992. Subarrays with K Different Integers - Explanation

Description

You are given an integer array nums and an integer k, return the number of good subarrays of nums.

A good array is an array where the number of different integers in that array is exactly k.

For example, [1,2,3,1,2] has 3 different integers: 1, 2, and 3.

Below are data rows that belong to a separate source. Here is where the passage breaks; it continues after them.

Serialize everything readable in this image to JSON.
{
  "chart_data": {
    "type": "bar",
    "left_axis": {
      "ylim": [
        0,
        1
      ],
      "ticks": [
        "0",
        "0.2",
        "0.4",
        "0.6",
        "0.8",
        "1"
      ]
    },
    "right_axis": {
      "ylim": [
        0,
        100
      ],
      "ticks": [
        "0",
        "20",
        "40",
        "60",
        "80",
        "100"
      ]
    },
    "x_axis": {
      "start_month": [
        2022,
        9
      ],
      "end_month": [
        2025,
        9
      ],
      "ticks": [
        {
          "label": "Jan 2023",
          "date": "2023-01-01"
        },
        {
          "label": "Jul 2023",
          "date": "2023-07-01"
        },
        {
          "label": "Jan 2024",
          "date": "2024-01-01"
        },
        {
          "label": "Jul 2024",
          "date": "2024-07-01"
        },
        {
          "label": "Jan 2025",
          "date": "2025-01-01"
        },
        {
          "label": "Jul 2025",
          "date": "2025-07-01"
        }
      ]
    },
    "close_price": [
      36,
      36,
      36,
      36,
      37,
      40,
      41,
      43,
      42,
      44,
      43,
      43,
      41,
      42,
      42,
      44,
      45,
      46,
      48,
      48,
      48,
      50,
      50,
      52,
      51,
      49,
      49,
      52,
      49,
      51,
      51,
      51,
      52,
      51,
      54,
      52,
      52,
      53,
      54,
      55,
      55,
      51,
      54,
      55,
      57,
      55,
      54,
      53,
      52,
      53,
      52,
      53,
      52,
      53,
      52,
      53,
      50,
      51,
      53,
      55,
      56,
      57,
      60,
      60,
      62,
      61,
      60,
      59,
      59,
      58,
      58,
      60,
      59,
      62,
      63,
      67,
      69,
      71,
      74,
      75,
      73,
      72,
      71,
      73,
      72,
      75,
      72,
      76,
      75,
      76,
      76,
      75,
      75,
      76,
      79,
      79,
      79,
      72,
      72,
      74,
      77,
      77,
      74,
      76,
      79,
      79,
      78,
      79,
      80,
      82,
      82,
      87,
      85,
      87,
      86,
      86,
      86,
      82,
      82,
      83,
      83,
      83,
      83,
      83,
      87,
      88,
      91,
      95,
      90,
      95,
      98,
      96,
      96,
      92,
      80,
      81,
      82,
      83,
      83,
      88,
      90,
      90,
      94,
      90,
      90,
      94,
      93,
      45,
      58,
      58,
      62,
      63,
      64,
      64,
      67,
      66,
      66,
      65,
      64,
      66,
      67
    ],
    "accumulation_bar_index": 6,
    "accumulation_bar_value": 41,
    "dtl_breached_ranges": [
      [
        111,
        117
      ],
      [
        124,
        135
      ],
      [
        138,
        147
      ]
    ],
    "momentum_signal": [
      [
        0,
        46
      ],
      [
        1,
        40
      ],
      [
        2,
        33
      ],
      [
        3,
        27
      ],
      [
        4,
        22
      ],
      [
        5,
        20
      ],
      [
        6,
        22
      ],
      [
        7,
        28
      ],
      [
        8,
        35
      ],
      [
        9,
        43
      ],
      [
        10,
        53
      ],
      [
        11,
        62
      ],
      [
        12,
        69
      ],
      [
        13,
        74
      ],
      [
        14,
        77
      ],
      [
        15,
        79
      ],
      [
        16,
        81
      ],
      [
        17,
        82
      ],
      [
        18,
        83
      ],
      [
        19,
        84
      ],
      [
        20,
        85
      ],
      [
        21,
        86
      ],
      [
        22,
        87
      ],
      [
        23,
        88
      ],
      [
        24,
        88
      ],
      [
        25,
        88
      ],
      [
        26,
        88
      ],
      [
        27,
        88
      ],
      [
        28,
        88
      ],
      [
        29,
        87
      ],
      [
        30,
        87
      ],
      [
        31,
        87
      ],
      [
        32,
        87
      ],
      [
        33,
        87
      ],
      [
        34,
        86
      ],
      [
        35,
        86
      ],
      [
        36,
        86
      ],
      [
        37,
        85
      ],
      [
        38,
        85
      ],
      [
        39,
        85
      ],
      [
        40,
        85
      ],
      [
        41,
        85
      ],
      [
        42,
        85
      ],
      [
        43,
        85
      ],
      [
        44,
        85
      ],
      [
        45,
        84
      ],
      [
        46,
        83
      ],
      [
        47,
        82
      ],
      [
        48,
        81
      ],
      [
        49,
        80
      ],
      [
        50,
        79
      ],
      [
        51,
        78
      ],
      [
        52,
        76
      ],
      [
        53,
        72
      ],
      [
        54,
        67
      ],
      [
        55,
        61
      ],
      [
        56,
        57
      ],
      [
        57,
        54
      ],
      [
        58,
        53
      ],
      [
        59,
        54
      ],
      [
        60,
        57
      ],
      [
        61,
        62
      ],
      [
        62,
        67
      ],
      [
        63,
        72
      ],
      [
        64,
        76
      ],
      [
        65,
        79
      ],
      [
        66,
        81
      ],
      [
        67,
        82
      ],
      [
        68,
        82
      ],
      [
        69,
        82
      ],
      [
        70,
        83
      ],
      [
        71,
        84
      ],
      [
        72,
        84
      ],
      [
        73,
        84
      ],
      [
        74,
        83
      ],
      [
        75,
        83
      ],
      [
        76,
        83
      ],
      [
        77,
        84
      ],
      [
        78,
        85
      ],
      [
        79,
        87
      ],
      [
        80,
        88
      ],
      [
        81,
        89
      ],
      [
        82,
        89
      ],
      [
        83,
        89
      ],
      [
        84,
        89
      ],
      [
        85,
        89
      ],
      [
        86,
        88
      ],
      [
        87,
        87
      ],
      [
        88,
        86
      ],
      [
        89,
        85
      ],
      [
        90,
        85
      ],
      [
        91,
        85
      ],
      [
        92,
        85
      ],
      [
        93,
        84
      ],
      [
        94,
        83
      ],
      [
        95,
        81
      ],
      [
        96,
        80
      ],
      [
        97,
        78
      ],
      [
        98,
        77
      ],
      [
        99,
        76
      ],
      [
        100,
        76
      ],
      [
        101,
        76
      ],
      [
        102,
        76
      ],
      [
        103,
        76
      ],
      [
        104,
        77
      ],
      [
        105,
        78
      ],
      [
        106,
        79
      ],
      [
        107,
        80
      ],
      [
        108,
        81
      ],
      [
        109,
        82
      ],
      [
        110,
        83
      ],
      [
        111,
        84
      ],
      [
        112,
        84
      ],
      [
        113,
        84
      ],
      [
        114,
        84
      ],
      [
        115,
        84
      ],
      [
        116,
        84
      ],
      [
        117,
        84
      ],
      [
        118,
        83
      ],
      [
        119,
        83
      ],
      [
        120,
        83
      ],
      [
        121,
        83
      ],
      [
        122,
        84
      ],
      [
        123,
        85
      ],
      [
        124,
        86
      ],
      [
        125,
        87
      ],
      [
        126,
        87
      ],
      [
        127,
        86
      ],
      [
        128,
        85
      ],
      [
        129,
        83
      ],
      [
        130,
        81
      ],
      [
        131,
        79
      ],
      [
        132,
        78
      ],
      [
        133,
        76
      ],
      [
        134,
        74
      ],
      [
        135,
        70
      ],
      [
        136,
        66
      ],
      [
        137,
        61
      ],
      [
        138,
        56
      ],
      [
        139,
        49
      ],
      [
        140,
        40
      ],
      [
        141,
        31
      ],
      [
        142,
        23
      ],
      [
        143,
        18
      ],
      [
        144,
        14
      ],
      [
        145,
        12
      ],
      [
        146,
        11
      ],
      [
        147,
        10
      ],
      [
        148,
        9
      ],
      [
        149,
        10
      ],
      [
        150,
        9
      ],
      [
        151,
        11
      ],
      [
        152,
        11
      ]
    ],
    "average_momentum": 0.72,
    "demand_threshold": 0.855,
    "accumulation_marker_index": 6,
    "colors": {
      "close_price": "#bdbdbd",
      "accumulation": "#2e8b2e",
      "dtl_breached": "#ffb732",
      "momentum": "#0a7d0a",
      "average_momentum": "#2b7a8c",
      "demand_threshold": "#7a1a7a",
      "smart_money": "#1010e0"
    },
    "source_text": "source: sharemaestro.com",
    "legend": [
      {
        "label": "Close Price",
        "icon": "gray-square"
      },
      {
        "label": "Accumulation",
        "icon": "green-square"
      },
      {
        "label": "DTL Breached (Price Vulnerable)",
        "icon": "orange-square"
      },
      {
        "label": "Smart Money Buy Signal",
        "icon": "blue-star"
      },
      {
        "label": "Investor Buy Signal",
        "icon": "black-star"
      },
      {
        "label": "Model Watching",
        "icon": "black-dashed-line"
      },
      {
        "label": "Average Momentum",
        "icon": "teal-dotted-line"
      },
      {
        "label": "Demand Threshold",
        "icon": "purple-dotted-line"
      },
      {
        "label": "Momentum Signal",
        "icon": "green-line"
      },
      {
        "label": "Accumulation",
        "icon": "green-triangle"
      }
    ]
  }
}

A subarray is a contiguous part of an array.

Example 1:

Input: nums = [1,2,1,2,3], k = 2

Output: 7

Explanation: Subarrays formed with exactly 2 different integers: [1,2], [2,1], [1,2], [2,3], [1,2,1], [2,1,2], [1,2,1,2]

Example 2:

Input: nums = [1,2,1,3,4], k = 3

Output: 3

Explanation: Subarrays formed with exactly 3 different integers: [1,2,1,3], [2,1,3], [1,3,4].

Example 3:

Input: nums = [1,2,2], k = 1

Output: 4

Explanation: Subarrays formed with exactly 1 different integers:

Constraints:

1 <= nums.length <= 20,000
1 <= nums[i], k <= nums.length

1. Brute Force

class Solution:
    def subarraysWithKDistinct(self, nums: List[int], k: int) -> int:
        n, res = len(nums), 0

        for i in range(n):
            seen = set()
            for j in range(i, n):
                seen.add(nums[j])
                if len(seen) > k:
                    break

                if len(seen) == k:
                    res += 1

        return res

Time & Space Complexity

Time complexity: $O(n ^ 2)$
Space complexity: $O(n)$

2. Sliding Window

class Solution:
    def subarraysWithKDistinct(self, nums: List[int], k: int) -> int:

        def atMostK(k):
            count = defaultdict(int)
            res = l = 0

            for r in range(len(nums)):
                count[nums[r]] += 1
                if count[nums[r]] == 1:
                    k -= 1

                while k < 0:
                    count[nums[l]] -= 1
                    if count[nums[l]] == 0:
                        k += 1
                    l += 1

                res += (r - l + 1)

            return res

        return atMostK(k) - atMostK(k - 1)

Time & Space Complexity

Time complexity: $O(n)$
Space complexity: $O(n)$

3. Sliding Window (One Pass) - I

class Solution:
    def subarraysWithKDistinct(self, nums: List[int], k: int) -> int:
        count = defaultdict(int)
        res = 0
        l_far = 0
        l_near = 0

        for r in range(len(nums)):
            count[nums[r]] += 1

            while len(count) > k:
                count[nums[l_near]] -= 1
                if count[nums[l_near]] == 0:
                    count.pop(nums[l_near])
                l_near += 1
                l_far = l_near

            while count[nums[l_near]] > 1:
                count[nums[l_near]] -= 1
                l_near += 1

            if len(count) == k:
                res += l_near - l_far + 1

        return res

Time & Space Complexity

Time complexity: $O(n)$
Space complexity: $O(n)$

4. Sliding Window (One Pass) - II

class Solution:
    def subarraysWithKDistinct(self, nums: List[int], k: int) -> int:
        n = len(nums)
        count = [0] * (n + 1)
        res = l = cnt = 0

        for r in range(n):
            count[nums[r]] += 1
            if count[nums[r]] == 1:
                k -= 1

            if k < 0:
                count[nums[l]] -= 1
                l += 1
                k += 1
                cnt = 0

            if k == 0:
                while count[nums[l]] > 1:
                    count[nums[l]] -= 1
                    l += 1
                    cnt += 1

                res += (cnt + 1)

        return res

Time & Space Complexity

Time complexity: $O(n)$
Space complexity: $O(n)$